Astrology Refuted: They Should Have Seen It Coming
A comedian once showed a newspaper to his audience. The headline
read, "1-800 Astrology Business Goes Under: They Should Have
Seen It Coming." Everyone laughed, including me. We chuckled at
the irony of a real contradiction here. If such a business could
provide the service they claim, then its owners should have
succeeded where other businesses failed. In fact, if they really
knew the future, they likely wouldn't bother with this business
at all. They would simply raid the stock market with a perfect
investing record. We all somewhat instinctively know this, even
those of us who have never had the occasion to sit and think it
through carefully.
But this pseudo-science has another problem that concerns us.

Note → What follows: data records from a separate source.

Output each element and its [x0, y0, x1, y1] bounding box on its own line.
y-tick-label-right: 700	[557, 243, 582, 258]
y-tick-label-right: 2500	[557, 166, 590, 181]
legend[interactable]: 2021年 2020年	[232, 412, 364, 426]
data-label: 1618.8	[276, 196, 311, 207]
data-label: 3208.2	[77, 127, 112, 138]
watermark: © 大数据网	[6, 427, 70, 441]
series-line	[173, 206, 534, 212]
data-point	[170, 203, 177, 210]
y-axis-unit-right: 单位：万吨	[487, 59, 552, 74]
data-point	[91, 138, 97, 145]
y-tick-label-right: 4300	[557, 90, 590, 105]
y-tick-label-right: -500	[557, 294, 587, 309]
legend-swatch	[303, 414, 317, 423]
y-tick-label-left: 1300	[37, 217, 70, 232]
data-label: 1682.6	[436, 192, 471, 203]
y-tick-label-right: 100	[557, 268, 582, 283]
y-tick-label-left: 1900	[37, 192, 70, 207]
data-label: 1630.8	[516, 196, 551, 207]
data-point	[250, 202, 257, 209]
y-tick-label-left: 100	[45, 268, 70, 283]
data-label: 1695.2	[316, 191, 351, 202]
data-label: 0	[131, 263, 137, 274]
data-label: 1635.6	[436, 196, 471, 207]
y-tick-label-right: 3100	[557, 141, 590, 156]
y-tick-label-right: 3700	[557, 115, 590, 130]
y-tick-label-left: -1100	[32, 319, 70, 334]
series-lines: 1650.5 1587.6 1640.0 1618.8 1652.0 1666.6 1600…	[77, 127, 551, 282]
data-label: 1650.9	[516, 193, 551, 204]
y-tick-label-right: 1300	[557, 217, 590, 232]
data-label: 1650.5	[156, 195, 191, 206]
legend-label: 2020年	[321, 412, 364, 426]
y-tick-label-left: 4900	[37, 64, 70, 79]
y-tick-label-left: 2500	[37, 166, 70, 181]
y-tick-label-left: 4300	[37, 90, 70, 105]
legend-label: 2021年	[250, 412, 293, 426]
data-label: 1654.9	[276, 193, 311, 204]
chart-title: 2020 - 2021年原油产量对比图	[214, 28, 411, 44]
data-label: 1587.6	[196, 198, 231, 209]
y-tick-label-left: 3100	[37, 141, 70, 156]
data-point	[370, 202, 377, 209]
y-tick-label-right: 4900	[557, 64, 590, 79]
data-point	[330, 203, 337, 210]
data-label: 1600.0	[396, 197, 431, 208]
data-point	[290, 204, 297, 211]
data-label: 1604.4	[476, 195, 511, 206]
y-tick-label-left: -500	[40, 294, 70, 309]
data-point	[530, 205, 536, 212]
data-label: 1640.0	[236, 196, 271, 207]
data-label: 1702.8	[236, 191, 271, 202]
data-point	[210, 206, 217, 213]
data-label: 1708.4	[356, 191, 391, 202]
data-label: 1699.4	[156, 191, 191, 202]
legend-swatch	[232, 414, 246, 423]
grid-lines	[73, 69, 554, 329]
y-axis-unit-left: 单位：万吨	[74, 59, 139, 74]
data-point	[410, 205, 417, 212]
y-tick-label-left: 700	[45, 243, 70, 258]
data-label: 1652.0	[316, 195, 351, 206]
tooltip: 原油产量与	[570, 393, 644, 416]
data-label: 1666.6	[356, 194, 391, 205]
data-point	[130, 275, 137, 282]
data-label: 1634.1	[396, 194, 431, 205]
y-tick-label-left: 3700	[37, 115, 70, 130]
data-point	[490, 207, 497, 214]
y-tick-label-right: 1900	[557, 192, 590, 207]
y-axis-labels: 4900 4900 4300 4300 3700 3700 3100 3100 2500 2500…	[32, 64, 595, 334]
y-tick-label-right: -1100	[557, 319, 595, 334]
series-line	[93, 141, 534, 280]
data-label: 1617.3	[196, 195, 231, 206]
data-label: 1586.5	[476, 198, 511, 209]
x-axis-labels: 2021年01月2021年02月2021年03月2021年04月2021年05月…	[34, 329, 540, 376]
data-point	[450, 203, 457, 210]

It's adherents who create the garden-variety horoscope columns
(found in most any newspaper) spotlight a basic contradiction.
On the one hand, they pretend to tell your future based upon the
timing of your birth and the alignment of the stars and/ or
planets. Philosophers have called this assumption "astral
determinism."
This means simply that the stars and planets determine your
future, hence the phrase, "written in the stars." On the other
hand, however, when the predictors finish telling just what will
befall you, they move onto the next part of the column. They
offer advice. But this advice you may take or leave, as though
you have a free choice to make, the outcome of which no star
determines.
So they assume astral determinism when predicting, and then
assume its opposite when advising. One simply cannot have it
both ways. The only way to resolve this contradiction derives
from saying that the heavenlies determine SOME things, but not
others. This avoids contradictory impulses, however, at the cost
of engaging a purely arbitrary (pick and choose whichever you
like) approach to what stars do and do not determine about your
life. And yet their charts promise a principled (non-arbitrary)
way to know the future. So this option makes no logical headway
either.
Either way then, assumptions necessary to the trade of
star-traffickers show themselves bogus. The whole thing turns
out a useless mirage. Astral determinism thus represents a
phoney idea, and we can show this with a little logical rigor.
Finally then, we wish to add logical insult to mystical injury
by noting that our refutation of astral determinism posits a
fairly clear and obvious problem for their trade. And like the
bug who never quite manages to avoid the fast-approaching
windshield -- they should have seen it coming.